An AT&T alumnus offers a retort. "Traditional phone companies don't
like the Internet because it's a network they can't control," says Tom
Evslin, who oversaw AT&T's Internet business before founding his own
firm, ITXC Corp. of Princeton, N.J., three years ago. ITXC specializes
in transmitting Internet calls and, with other companies such as
iBasis Inc., acts as a wholesaler to other companies -- Dialpad, for
one.
Traditional phone companies like MCI WorldCom Inc. and even AT&T
transmit some phone calls over the Internet. Free of access charges,
the Net lowers costs by sending information such as voice in packets
instead of tying up an entire line on a traditional circuit. AT&T has
its own Internet calling service -- not free, but relatively cheap --
in limited markets. A consumer using the service, which requires
dialing a special code, can call Hong Kong from the U.S. for 35 cents
a minute, compared with AT&T's $1.53 a minute Hong Kong rate.
_________________________________________________________________
Who's Who in Web Phones
* PhoneFree.com, N.Y.: Smashes phones to publicize its free PC-to-PC
calls. (www.phonefree.com)
* Dialpad.com Inc., San Jose, Calif.: Newcomer offers free
PC-to-phone calls. (www.dialpad.com)
* Net2Phone Inc., Hackensack, N.J.: Has inked deals with the
Internet's biggest players. (www.net2phone.com)
* Zeroplus.com, Germantown, Ind.: Broadwing Inc. just acquired 18%
stake. (www.zeroplus.com)
* DeltaThree.com, N.Y.: Offers cut-rate international calls.
(www.deltathree.com)
* ibasis Inc., Burlington, Mass: Carried 150 million minutes of
Internet calls in '99. (www.ibasis.net)
* ITXC Corp., Princeton, N.J.: Run by former head of AT&T's Internet
unit. (www.itxc.com)
* Visitalk.com, Phoenix: Wants to be global communications
switchboard. (www.visitalk.com)
_________________________________________________________________
In 1999, venture capitalists have poured at least $200 million into
Web-talk businesses, says Mark Winther, vice president of
telecommunications services for International Data Corp., a
market-research firm in Framingham, Mass. That's more than four times
the level of 1998 spending on Web-talk outfits, Mr. Winther says. He
predicts the 1999 amount will double in 2000.

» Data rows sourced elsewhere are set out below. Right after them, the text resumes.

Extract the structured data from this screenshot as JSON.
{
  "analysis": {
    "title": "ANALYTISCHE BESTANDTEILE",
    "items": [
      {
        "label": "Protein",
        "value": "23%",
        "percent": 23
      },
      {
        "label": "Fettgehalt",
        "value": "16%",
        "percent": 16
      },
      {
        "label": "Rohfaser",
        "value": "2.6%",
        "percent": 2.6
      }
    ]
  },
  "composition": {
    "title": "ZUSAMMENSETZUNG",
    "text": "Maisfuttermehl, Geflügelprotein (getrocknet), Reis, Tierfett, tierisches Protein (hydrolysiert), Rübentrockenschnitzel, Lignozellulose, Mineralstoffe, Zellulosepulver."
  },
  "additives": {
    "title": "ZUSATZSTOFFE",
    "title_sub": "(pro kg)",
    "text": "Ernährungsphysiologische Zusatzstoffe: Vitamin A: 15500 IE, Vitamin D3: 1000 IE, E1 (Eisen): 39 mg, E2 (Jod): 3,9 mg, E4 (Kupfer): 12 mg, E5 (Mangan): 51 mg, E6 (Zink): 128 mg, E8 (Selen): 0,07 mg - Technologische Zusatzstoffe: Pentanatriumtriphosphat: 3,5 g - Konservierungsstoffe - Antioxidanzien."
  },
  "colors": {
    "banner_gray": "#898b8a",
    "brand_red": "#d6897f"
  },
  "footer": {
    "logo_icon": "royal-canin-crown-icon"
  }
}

One investor in the field is Chase Capital Partners, which has a stake
of more than 12% in ITXC. "We felt that over time, there was no reason
that you wouldn't see voice as a service of the Internet," says Arnie
Chavkin, a general partner of Chase Capital Partners. He predicts a
big surge as mobile phones become hooked into the Internet through
voice.
Because the Internet sends information in bursts, callers sometimes
grumble about scratchy or garbled calls. But users say the sound is
improving. "The audio quality is 100% better," says Myron Baron, a
64-year-old retiree who primarily uses Phonefree.com and has cut his
long-distance bill in half.
A remaining challenge is compiling a universal address book to allow
PCs logged on to rival services to call each other.
"It's not going to do any good to have several million software phones
and no way to complete the call," says Michael O'Donnell, president of
Visitalk.com (www.visitalk.com), a Phoenix start-up that assigns each
user a permanent global number. Among the company's major investors is
China.com, one of China's biggest Web companies.